The EEA of LAP was higher in the limestone mesocosms, and there was a similar, non-significant trend in BG activity. More informative was the increased ratio of C:N and C:P enzyme activity in the limestone grassland, which contains less soil organic matter. This was also reflected in a greater vector length (relative C limitation) seen in the limestone grassland. Despite this, we found consistent responses of enzyme stoichiometry to eCO2 and nutrient additions across both grasslands. Thus, we have shown that, regardless of grassland type, eCO2 provides a mechanism through which microbes may be able to invest more in producing nutrient cycle enzymes. We might, therefore, expect to see a similar response to environmental change in P-limited grassland ecosystems across the globe.

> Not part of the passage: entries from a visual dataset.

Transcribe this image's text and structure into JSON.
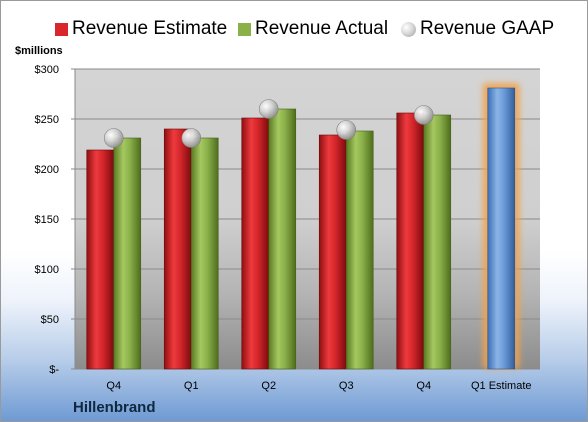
{
  "company": "Hillenbrand",
  "chart_data": {
    "type": "bar",
    "ylabel": "$millions",
    "ylim": [
      0,
      300
    ],
    "yticks": [
      "$-",
      "$50",
      "$100",
      "$150",
      "$200",
      "$250",
      "$300"
    ],
    "categories": [
      "Q4",
      "Q1",
      "Q2",
      "Q3",
      "Q4",
      "Q1 Estimate"
    ],
    "series": [
      {
        "name": "Revenue Estimate",
        "kind": "bar",
        "color": "#d9262b",
        "values": [
          219,
          240,
          251,
          234,
          256,
          null
        ]
      },
      {
        "name": "Revenue Actual",
        "kind": "bar",
        "color": "#8ab04a",
        "values": [
          231,
          231,
          260,
          238,
          254,
          null
        ]
      },
      {
        "name": "Revenue GAAP",
        "kind": "marker",
        "color": "#c8c8c8",
        "values": [
          231,
          231,
          260,
          239,
          254,
          null
        ]
      },
      {
        "name": "Q1 Estimate",
        "kind": "bar",
        "color": "#6a9bd8",
        "highlight": "#f2a24a",
        "values": [
          null,
          null,
          null,
          null,
          null,
          281
        ]
      }
    ],
    "grid": true,
    "legend": "top"
  }
}
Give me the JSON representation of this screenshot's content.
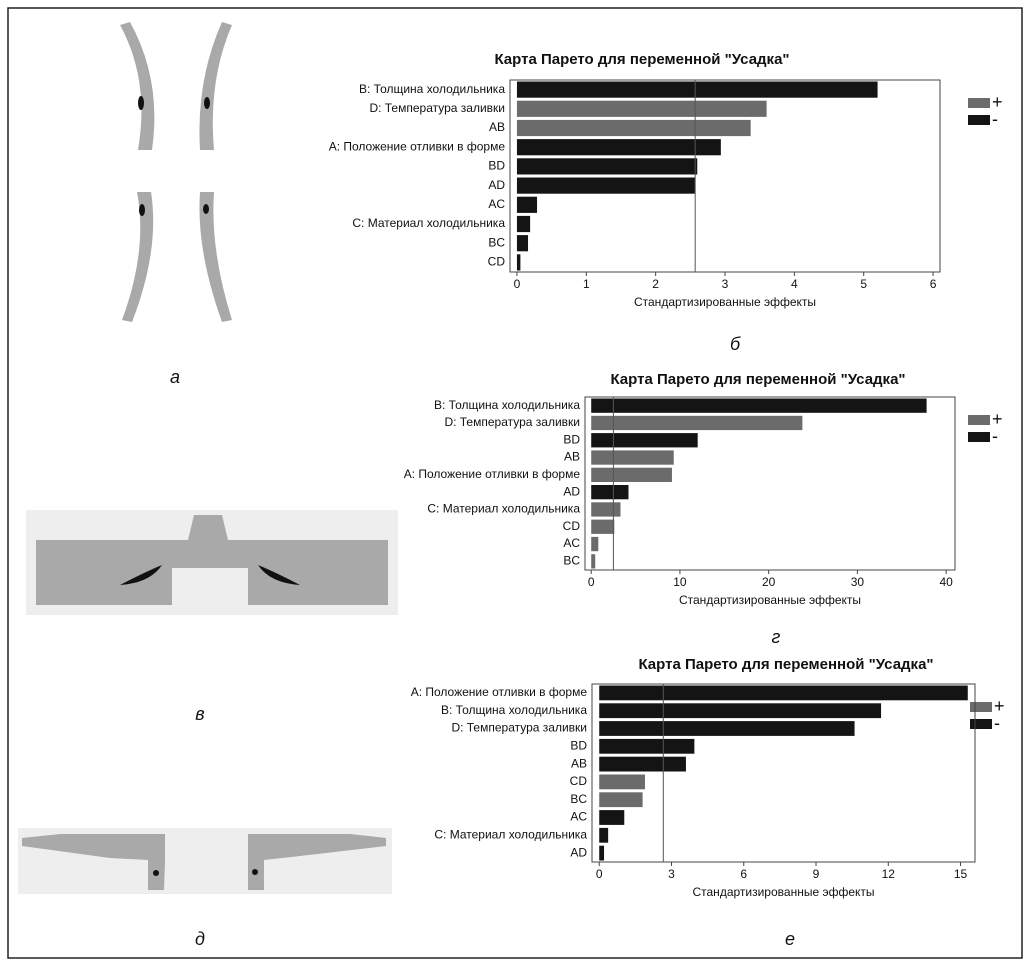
{
  "panel_labels": [
    "а",
    "б",
    "в",
    "г",
    "д",
    "е"
  ],
  "chart_data": [
    {
      "type": "bar",
      "orientation": "horizontal",
      "title": "Карта Парето для переменной \"Усадка\"",
      "xlabel": "Стандартизированные эффекты",
      "categories": [
        "B: Толщина холодильника",
        "D: Температура заливки",
        "AB",
        "A: Положение отливки в форме",
        "BD",
        "AD",
        "AC",
        "C: Материал холодильника",
        "BC",
        "CD"
      ],
      "series": [
        {
          "name": "+",
          "color": "#6b6b6b",
          "values": [
            null,
            3.6,
            3.37,
            null,
            null,
            null,
            null,
            null,
            null,
            null
          ]
        },
        {
          "name": "-",
          "color": "#141414",
          "values": [
            5.2,
            null,
            null,
            2.94,
            2.6,
            2.57,
            0.29,
            0.19,
            0.16,
            0.05
          ]
        }
      ],
      "ref_line": 2.57,
      "xlim": [
        -0.1,
        6.1
      ],
      "xticks": [
        0,
        1,
        2,
        3,
        4,
        5,
        6
      ]
    },
    {
      "type": "bar",
      "orientation": "horizontal",
      "title": "Карта Парето для переменной \"Усадка\"",
      "xlabel": "Стандартизированные эффекты",
      "categories": [
        "B: Толщина холодильника",
        "D: Температура заливки",
        "BD",
        "AB",
        "A: Положение отливки в форме",
        "AD",
        "C: Материал холодильника",
        "CD",
        "AC",
        "BC"
      ],
      "series": [
        {
          "name": "+",
          "color": "#6b6b6b",
          "values": [
            null,
            23.8,
            null,
            9.3,
            9.1,
            null,
            3.3,
            2.6,
            0.8,
            0.45
          ]
        },
        {
          "name": "-",
          "color": "#141414",
          "values": [
            37.8,
            null,
            12.0,
            null,
            null,
            4.2,
            null,
            null,
            null,
            null
          ]
        }
      ],
      "ref_line": 2.5,
      "xlim": [
        -0.7,
        41
      ],
      "xticks": [
        0,
        10,
        20,
        30,
        40
      ]
    },
    {
      "type": "bar",
      "orientation": "horizontal",
      "title": "Карта Парето для переменной \"Усадка\"",
      "xlabel": "Стандартизированные эффекты",
      "categories": [
        "A: Положение отливки в форме",
        "B: Толщина холодильника",
        "D: Температура заливки",
        "BD",
        "AB",
        "CD",
        "BC",
        "AC",
        "C: Материал холодильника",
        "AD"
      ],
      "series": [
        {
          "name": "+",
          "color": "#6b6b6b",
          "values": [
            null,
            null,
            null,
            null,
            null,
            1.9,
            1.8,
            null,
            null,
            null
          ]
        },
        {
          "name": "-",
          "color": "#141414",
          "values": [
            15.3,
            11.7,
            10.6,
            3.95,
            3.6,
            null,
            null,
            1.04,
            0.37,
            0.2
          ]
        }
      ],
      "ref_line": 2.66,
      "xlim": [
        -0.3,
        15.6
      ],
      "xticks": [
        0,
        3,
        6,
        9,
        12,
        15
      ]
    }
  ]
}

Implications for climate change, nutrient cycling and soil C storage

Our findings also have implications for the importance of accounting for nutrient limitation in process-based models which aim to predict ecosystem NPP. Few models couple C, N and P cycling with regard to productivity, and those that do are yet to predict responses to eCO2 (Davies et al. 2016). Ecosystem models designed to predict C allocation from NPP under eCO2 generally neglect changes to rhizosphere exudation (De Kauwe et al. 2014), a key C flux that can influence microbial EEA, which we have shown may be an important climate change-induced feedback to plant nutrient limitation. As our study has focussed solely on EEA in soils, the key next step would be to establish in the longer term whether greater investment in P cycle enzymes promotes more rapid P cycling and thus alleviation of nutrient limitation to plants, or whether it becomes just a symptom of increasing P limitation within the ecosystem. Future work is needed to link EEA to changes in ecosystem pools of C, N and P (e.g. plant biomass, soil and soil microbial biomass) under eCO2 to ascertain which of these alternative explanations is most important. Such work should focus on quantifying fluxes between nutrient pools and the regulating processes, at the larger scale such as N cycling and the molecular scale such as through gene expression and microbial community analysis.

Conclusion

Through our manipulations, which both alleviate and exacerbate P limitation of plant productivity in two contrasting grasslands, we provide evidence that soil microbes increase their relative investment in extra cellular enzymes (their extracellular enzyme stoichiometry), according to the changes in P limitation. We have also shown that, even after a single growing season at eCO2, soil microbes alter their nutrient investment strategies through changes in their enzyme stoichiometry. This suggests that eCO2 will play an important role in altering the relative nutrient limitation of ecosystems. With an increase in atmospheric CO2, soil microbes reduced investment in C cycling enzymes in favour of P or N cycling enzymes in both grasslands and this response represents a potential microbial mechanism that could help alleviate nutrient limitation under future eCO2 scenarios. The extent to which this response can promote a long-term increase in soil nutrient availability requires further investigation.